Rumi berjalan ke depan rumahnya dengan semangat, dia berfikir positif bahwa sekolah barunya pasti lebih seru dari pada sekolahnya yang lama. Meskipun dia sekolah di MA ( Madrasah Aliyah ) tidak seperti sekolah lamanya yang di sekolah negeri, dia tetap optimis. Mau bagaimana lagi, sekolah yang lumayan dekat dengan rumahnya ya MA Al- Ihsan itu, akan sangat memudahkannya untuk berangkat tanpa takut terlambat, karena tidak setiap hari Ayahnya  atau Mas Dilan bisa mengantarnya ke sekolah. Ayah yang sibuk dengan pekerjaannya juga Mas Dilan yang so sibuk dengan kuliahnya, dia harus belajar mandiri berangkat sekolah naik angkutan umum.

"Kak, pakai helmnya. " Suara Ayah yang sudah siap di atas motornya Mas Dilan.

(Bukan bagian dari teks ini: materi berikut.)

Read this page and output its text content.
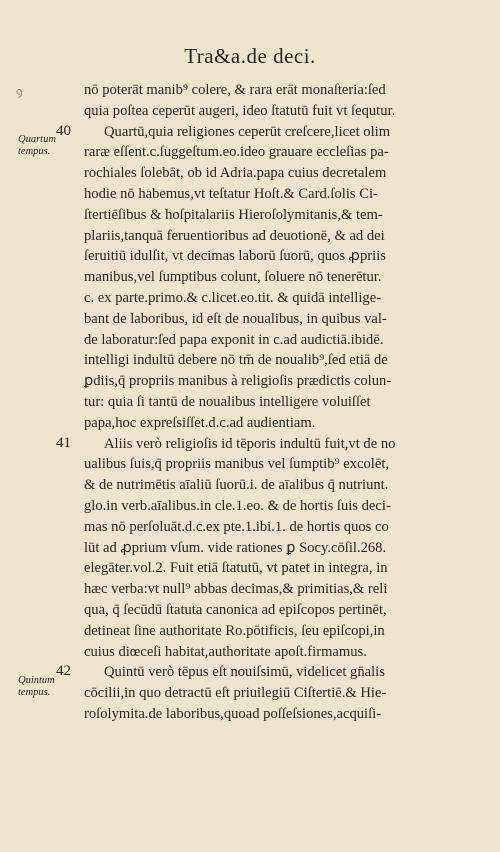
ꝯ
Tra&a.de deci.
nō poterāt manib⁹ colere, & rara erāt monaſteria:ſed
quia poſtea ceperūt augeri, ideo ſtatutū fuit vt ſequtur.
Quartū,quia religiones ceperūt creſcere,licet olim
raræ eſſent.c.ſuggeſtum.eo.ideo grauare eccleſias pa-
rochiales ſolebāt, ob id Adria.papa cuius decretalem
hodie nō habemus,vt teſtatur Hoſt.& Card.ſolis Ci-
ſtertiēſibus & hoſpitalariis Hieroſolymitanis,& tem-
plariis,tanquā feruentioribus ad deuotionē, & ad dei
ſeruitiū idulſit, vt decimas laborū ſuorū, quos ꝓpriis
manibus,vel ſumptibus colunt, ſoluere nō tenerētur.
c. ex parte.primo.& c.licet.eo.tit. & quidā intellige-
bant de laboribus, id eſt de noualibus, in quibus val-
de laboratur:ſed papa exponit in c.ad audictiā.ibidē.
intelligi indultū debere nō tm̄ de noualib⁹,ſed etiā de
ꝑdiis,q̄ propriis manibus à religioſis prædictis colun-
tur: quia ſi tantū de noualibus intelligere voluiſſet
papa,hoc expreſsiſſet.d.c.ad audientiam.
Aliis verò religioſis id tēporis indultū fuit,vt de no
ualibus ſuis,q̄ propriis manibus vel ſumptib⁹ excolēt,
& de nutrimētis aīaliū ſuorū.i. de aīalibus q̄ nutriunt.
glo.in verb.aīalibus.in cle.1.eo. & de hortis ſuis deci-
mas nō perſoluāt.d.c.ex pte.1.ibi.1. de hortis quos co
lūt ad ꝓprium vſum. vide rationes ꝑ Socy.cōſil.268.
elegāter.vol.2. Fuit etiā ſtatutū, vt patet in integra, in
hæc verba:vt null⁹ abbas decimas,& primitias,& reli
qua, q̄ ſecūdū ſtatuta canonica ad epiſcopos pertinēt,
detineat ſine authoritate Ro.pōtificis, ſeu epiſcopi,in
cuius diœceſi habitat,authoritate apoſt.firmamus.
Quintū verò tēpus eſt nouiſsimū, videlicet gn̄alis
cōcilii,in quo detractū eſt priuilegiū Ciſtertiē.& Hie-
roſolymita.de laboribus,quoad poſſeſsiones,acquiſi-
40
41
42
Quartum tempus.
Quintum tempus.
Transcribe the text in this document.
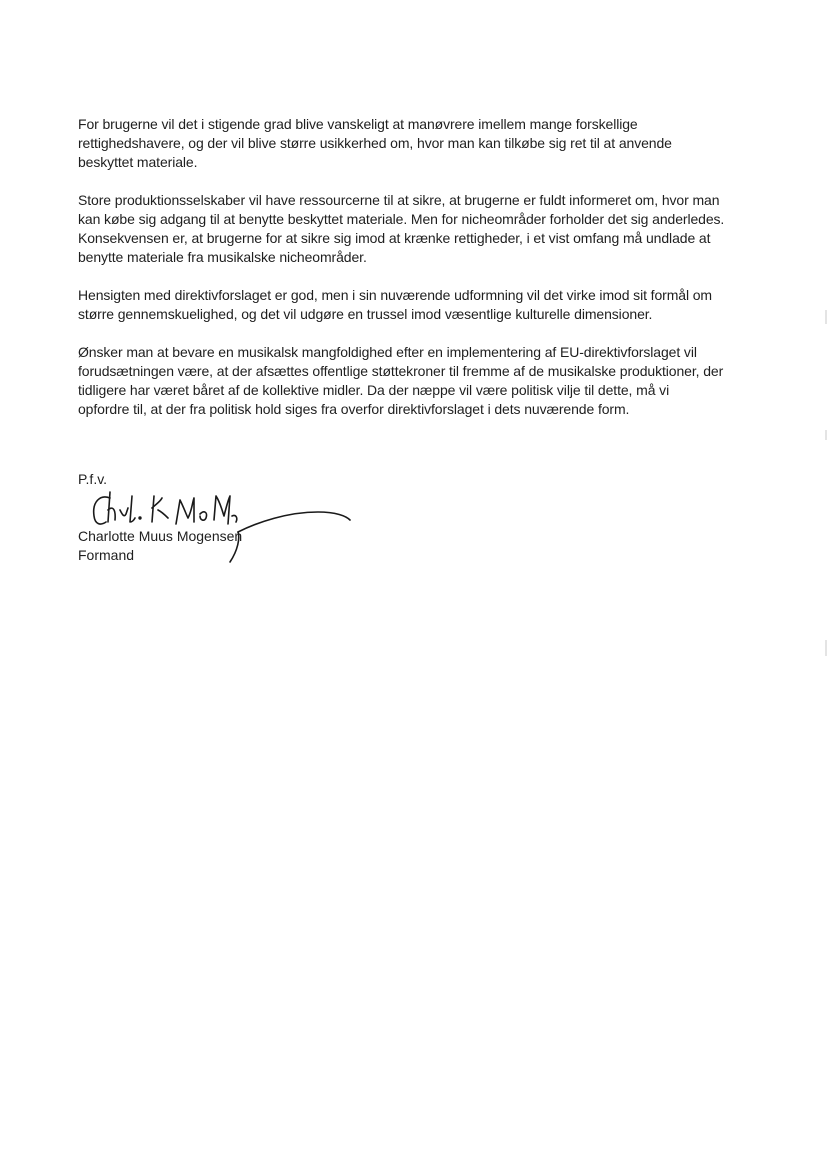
For brugerne vil det i stigende grad blive vanskeligt at manøvrere imellem mange forskellige
rettighedshavere, og der vil blive større usikkerhed om, hvor man kan tilkøbe sig ret til at anvende
beskyttet materiale.

Store produktionsselskaber vil have ressourcerne til at sikre, at brugerne er fuldt informeret om, hvor man
kan købe sig adgang til at benytte beskyttet materiale. Men for nicheområder forholder det sig anderledes.
Konsekvensen er, at brugerne for at sikre sig imod at krænke rettigheder, i et vist omfang må undlade at
benytte materiale fra musikalske nicheområder.

Hensigten med direktivforslaget er god, men i sin nuværende udformning vil det virke imod sit formål om
større gennemskuelighed, og det vil udgøre en trussel imod væsentlige kulturelle dimensioner.

Ønsker man at bevare en musikalsk mangfoldighed efter en implementering af EU-direktivforslaget vil
forudsætningen være, at der afsættes offentlige støttekroner til fremme af de musikalske produktioner, der
tidligere har været båret af de kollektive midler. Da der næppe vil være politisk vilje til dette, må vi
opfordre til, at der fra politisk hold siges fra overfor direktivforslaget i dets nuværende form.

P.f.v.
Charlotte Muus Mogensen
Formand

" Ya Ayah, eh Yah, emang ada keperluan apa Ayah ke sekolah Rumi, ada persyaratan yang belum beres ya ?" tanya Rumi penasaran.

" Ya, ada surat pindah yang Ayah lupa kasih, untungnya Kepala Sekolah kamunya baik jadi gak papa nyusul katanya daripada kamu telat sekolah " jelas Ayah

" Oh gitu "

" Ya udah, yu berangkat. Ingat, belajar yang benar ya, jangan kecewain Ayah " Pesan  Ayah

***

Jalan raya terlihat ramai lancar, banyak pengendara dengan berbagai tujuannya, ada yang berangkat bekerja, sekolah, mengantar orang ke rumah sakit, pergi ke pasar, dan segala kesibukan di pagi hari.